Should we stop having chickens until we have progressed with our project and can build a permanent chicken coop, giving up on letting chickens free-range?
Having chickens was one of the things Francois and I were the most excited about as we embarked on our tiny house and farm life, and we did our best to make sure our chickens were both safe and happy.
Francois built a gorgeous mobile chicken coop that has a fully fenced run (even the “floor” is wire fencing to make sure that no predator could dig into our chicken coop from below). While we move it around regularly, it is always within eyesight of the tiny house which is where we live and hence our base of operations.
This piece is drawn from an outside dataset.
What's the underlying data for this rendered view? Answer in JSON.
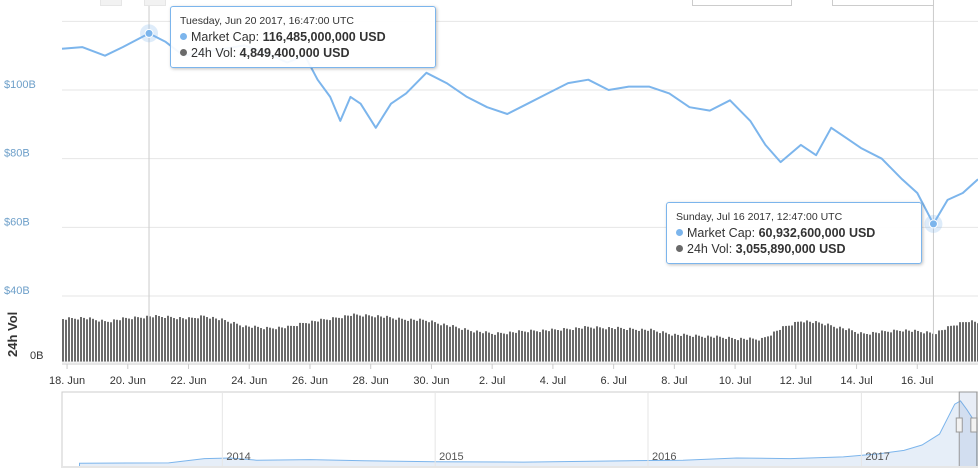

When I get up in the morning, I let the chickens out. They then spend the day free ranging, usually within a reasonable radius of the tiny house – with occasional forays into the compost heap (on the edge of said radius) and the nearby forested area (just outside said radius).
Whenever we leave the property, we bring the chickens back in. Bonus, it involves a bell and chickens running after us (thank you, Pavlov!). We didn’t do that at first, but lost our first bird – legendary Dread Pirate Roberta – one afternoon while we were away. (Technically, we lost our second bird – Rakam the Red – the same way, when a friend was house-sitting and forgot to put the chickens back in the coop before he went out for the afternoon.)
That’s what makes this loss so particularly painful: we were home all day!
So, whatever is eating our chickens – and how crazy is it that we don’t even know what we’re up against? Fox, ferret, bird of prey, something else entirely? – is getting bolder, probably convinced that we are running a private buffet for him or her.
I know it’s part of the circle of life, that at least our chickens didn’t die in vain as they were food for another living creature (and maybe its family), and that having animals means losing animals – at some point in time and in one way or another.
What got me this time around was the unexpected feeling of guilt peppered with remorse. Did we really do everything we could to keep our chickens safe? Or was this avoidable?
It felt like a failure. A big, fat, inexcusable failure.
The next morning, after a few tears of anger and frustration followed by a good night’s sleep, those feelings have been channeled into determination.
I don’t know what the future holds, and whether we will set up a mobile fenced area for the chickens to free range in so we can keep an eye on them more easily, or whether I will set out to design something like a hamster ball but that allows chickens to free range safely.
All I know is that I am now just a little paranoid about keeping an eye on the single chicken we have left, Blackbeard. More importantly, I love having chickens – from the clucking to the fresh eggs we collect daily, and how well they fit into the landscape of this world we’re building for ourselves – so I am not ready to give up on them. Dear learning curve, I am on you.